La justice française statuera, aujourd’hui, sur le sort de Cheb Mami
L’affaire qui aura duré quatre ans prendra fin, aujourd’hui, au tribunal de Bobigny, à Paris, devant lequel Cheb Mami comparait. L’affaire remonte, à Août 2005, lors de la venue, en Algérie,
d’une photographe du nom de Isabelle Simon, sur invitation, de Michel Levy, le chargé d’affaires du chanteur, pour assister a une fête, animé par ce dernier a Alger ; celle-ci ce trouvera par la suite séquestrée et drogué, dans une villa, à El Biar. Elle était entourée de deux femmes qui tentèrent de la faire avorter de force. Cheb Mami ne niera pas la paternité du fœtus, admettant avoir eu une liaison avec la photographe qui n’hésitera pas une fois revenue, en France et s’être assurée de la santé de son enfant, de lui extorquer pas moins de 100.000 euros, sous prétexte d’avorter.
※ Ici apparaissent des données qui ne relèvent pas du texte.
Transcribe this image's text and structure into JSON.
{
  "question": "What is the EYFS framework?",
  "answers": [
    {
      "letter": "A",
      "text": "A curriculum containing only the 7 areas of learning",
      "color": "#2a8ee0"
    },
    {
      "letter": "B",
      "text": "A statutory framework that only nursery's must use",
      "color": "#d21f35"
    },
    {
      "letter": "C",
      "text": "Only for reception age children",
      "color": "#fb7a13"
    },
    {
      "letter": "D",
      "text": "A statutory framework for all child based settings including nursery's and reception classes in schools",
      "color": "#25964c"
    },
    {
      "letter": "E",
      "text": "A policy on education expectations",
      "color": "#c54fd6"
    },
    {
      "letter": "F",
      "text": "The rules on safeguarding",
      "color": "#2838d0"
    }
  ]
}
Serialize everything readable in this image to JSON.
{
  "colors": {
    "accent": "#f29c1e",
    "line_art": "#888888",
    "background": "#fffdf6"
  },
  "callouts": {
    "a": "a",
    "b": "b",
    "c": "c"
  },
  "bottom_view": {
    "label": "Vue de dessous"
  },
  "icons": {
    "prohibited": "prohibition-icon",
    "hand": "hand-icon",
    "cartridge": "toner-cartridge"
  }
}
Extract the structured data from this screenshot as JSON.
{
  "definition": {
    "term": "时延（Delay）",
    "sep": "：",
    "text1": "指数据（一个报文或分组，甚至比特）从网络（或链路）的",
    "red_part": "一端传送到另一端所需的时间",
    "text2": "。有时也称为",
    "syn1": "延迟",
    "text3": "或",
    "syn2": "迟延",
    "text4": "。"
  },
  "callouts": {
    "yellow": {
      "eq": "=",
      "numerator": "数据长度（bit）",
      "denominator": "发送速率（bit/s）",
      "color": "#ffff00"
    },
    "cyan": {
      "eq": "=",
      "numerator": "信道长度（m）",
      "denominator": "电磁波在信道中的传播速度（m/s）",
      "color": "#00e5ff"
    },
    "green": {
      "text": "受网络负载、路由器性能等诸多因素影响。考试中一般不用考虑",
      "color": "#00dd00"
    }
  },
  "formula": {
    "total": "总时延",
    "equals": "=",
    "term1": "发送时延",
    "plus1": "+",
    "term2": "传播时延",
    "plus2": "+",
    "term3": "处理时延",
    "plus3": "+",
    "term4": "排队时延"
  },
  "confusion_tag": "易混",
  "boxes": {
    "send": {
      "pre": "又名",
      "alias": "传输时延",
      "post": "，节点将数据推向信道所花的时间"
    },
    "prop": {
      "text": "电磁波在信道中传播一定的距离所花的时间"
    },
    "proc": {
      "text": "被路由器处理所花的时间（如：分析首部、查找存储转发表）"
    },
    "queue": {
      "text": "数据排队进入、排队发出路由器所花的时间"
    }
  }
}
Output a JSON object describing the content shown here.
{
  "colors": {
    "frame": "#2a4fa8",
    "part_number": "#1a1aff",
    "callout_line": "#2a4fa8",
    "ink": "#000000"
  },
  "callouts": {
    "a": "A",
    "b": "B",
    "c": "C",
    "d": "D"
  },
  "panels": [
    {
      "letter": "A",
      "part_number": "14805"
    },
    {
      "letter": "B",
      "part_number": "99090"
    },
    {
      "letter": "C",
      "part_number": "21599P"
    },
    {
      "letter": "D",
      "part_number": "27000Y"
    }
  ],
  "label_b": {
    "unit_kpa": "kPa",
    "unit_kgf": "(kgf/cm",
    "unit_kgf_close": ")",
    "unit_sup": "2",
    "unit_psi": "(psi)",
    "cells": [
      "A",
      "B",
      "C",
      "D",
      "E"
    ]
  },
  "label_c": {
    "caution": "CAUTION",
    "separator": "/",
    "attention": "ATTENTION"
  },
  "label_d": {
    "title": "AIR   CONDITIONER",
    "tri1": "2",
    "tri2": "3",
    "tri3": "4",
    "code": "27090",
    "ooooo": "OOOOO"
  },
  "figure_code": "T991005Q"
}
Celle ci avait, d’après le chanteur, accepté de forte somme d’argent, avant de porter plainte contre lui, pour tentative d’avortement forcé.
Cheb Mami a, de son côté, clamé son innocence, déclarant qu’il n’avait rien avoir dans cette affaire qui n’était, d’après lui, qu’un coup monté parce que, dit-il, il était à Oran, au moment des faits pour préparer son album de l’époque ; évoquant également l’implication de son chargé d’affaire, Michel Lévy, dans un complot contre sa personne.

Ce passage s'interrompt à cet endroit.